Vizyoner çalışmalar heyecan uyandırmıyor
Bahçıvan “Ekonomimizin yapısal problemlerden kalıcı bir formda arınarak rekabet gücünü artırabilmesi için en temel muhtaçlığımız, üretim hayatımızın yüksek katma paha, ileri teknoloji ve sürdürülebilirlik maksatları doğrultusunda esaslı bir dönüşümden geçmesidir. Bakanlığımızın şu anda gerçekten uzun yıllardan beri istek ettiğimiz, hayal ettiğimiz vizyoner çalışmalarının böylesi bir ekonomik iklim altında yeteri kadar heyecan uyandırmamasını da bir şansızlık olarak görüyoruz” dedi.
“11 bine yakın firma teknoloji geliştirme çalışmaları yürütüyor”

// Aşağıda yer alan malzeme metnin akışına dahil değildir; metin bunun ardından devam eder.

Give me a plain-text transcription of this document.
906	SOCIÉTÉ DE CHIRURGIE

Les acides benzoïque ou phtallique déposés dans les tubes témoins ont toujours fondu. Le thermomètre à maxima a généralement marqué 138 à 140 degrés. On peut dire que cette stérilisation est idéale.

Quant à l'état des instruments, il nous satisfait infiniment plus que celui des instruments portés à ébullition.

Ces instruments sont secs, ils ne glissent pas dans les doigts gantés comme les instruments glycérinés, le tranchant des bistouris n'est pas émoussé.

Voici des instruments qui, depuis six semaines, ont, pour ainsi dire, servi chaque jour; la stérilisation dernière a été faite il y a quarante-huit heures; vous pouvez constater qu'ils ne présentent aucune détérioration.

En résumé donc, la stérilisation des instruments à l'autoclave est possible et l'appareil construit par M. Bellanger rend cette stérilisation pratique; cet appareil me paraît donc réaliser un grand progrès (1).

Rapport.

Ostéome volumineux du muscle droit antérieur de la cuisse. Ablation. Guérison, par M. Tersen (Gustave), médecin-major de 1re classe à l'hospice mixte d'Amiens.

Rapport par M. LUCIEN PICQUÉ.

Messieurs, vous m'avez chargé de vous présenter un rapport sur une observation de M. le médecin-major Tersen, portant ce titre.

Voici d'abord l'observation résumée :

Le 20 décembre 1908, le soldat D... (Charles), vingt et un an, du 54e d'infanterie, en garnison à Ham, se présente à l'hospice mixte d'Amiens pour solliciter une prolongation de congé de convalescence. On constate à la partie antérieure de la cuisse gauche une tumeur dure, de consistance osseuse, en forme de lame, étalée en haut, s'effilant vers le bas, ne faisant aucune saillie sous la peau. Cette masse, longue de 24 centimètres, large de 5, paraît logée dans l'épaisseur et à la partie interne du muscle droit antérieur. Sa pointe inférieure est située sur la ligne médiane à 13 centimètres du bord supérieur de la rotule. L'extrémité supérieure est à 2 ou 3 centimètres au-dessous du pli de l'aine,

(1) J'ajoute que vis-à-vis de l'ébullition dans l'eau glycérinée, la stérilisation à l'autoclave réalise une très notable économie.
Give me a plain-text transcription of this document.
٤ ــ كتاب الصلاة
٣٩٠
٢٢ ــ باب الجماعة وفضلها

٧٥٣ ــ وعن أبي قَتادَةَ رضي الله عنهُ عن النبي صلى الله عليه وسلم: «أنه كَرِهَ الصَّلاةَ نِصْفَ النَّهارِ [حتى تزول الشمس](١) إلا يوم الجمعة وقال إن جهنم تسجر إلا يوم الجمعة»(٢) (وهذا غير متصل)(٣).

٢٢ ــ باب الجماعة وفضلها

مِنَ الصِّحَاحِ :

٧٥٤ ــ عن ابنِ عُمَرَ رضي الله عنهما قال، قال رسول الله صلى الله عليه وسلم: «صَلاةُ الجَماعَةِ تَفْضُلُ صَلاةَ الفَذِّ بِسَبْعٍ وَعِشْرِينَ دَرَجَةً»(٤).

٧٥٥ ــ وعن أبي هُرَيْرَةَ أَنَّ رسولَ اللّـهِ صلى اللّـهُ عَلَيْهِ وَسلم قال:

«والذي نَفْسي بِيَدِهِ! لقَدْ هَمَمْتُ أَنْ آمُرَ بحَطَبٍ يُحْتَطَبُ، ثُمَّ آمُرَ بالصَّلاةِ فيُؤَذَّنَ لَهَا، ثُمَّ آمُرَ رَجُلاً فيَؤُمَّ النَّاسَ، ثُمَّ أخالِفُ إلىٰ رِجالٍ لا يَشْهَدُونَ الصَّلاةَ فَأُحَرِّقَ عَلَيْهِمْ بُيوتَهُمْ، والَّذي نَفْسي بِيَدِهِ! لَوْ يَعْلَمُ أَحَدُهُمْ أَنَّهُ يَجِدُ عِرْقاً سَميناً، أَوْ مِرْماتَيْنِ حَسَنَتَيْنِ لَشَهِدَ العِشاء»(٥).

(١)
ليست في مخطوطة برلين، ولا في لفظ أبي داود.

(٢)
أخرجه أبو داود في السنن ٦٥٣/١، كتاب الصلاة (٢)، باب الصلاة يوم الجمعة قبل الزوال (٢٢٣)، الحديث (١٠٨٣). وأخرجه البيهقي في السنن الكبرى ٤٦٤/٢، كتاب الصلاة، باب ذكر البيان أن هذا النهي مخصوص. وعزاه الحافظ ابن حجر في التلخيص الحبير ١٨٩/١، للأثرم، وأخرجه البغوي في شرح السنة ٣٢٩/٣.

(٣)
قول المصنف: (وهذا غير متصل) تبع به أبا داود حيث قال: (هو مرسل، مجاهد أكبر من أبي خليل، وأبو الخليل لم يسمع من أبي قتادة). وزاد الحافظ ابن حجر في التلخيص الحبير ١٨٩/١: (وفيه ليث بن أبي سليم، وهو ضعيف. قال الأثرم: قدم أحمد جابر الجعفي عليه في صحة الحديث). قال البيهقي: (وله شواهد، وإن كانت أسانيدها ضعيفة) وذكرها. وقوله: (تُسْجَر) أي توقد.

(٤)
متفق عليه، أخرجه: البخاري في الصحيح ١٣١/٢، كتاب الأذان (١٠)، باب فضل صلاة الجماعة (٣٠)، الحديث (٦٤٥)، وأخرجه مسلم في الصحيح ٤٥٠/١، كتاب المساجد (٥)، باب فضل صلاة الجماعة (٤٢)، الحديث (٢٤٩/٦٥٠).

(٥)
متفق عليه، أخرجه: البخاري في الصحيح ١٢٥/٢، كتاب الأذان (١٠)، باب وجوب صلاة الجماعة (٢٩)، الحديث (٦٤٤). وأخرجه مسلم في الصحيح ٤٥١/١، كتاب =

Dünyada uygulanan en faal Ar-Ge teşvik sistemiyle ülkemizde adeta sıfırdan bir Ar-Ge ve inovasyon ekosistemi inşa ederek yüksek teknoloji ve katma kıymet üreten öncü Türkiye’nin temellerini attıklarını belirten Bakan Kacır, “Sayıları 104’ü bulan teknoparklarımızda bugün 11 bine yakın firmamız teknoloji geliştirme çalışmaları yürütüyor. Özel dalımız bünyesinde yer alan ve sayıları 1.600’den fazla Ar-Ge ve tasarım merkezinde çalışan mühendis ve teknisyenlerimiz yüksek katma kıymetli üretimin önünü açan çalışmalar yürütüyor. Devletler tarihi açısından kısa bir müddette, 22 yılda teknoloji geliştirme ve üretmede değerli kazanımlar elde ettik. Artık tüm bu kazanımlardan ve başarılardan aldığımız itimatla, güçlü üretim altyapımızı daha da kuvvetlendirecek adımları atıyoruz. Önümüzdeki periyotta üç büyük önceliğimiz bulunuyor: katma bedelli üretim, yeşil ve dijital dönüşüm. Türk endüstrinin bu 3 ana sac ayağı üzerinde yükselmesi, rekabetçiliğinin artması ismine; yüksek teknolojili ve katma kıymetli üretimi sürdürülebilir ve daima kılarak, yeşil ve dijital dönüşümü gerçekleştirmek ajandamızın en üst sıralarında yer alıyor” dedi.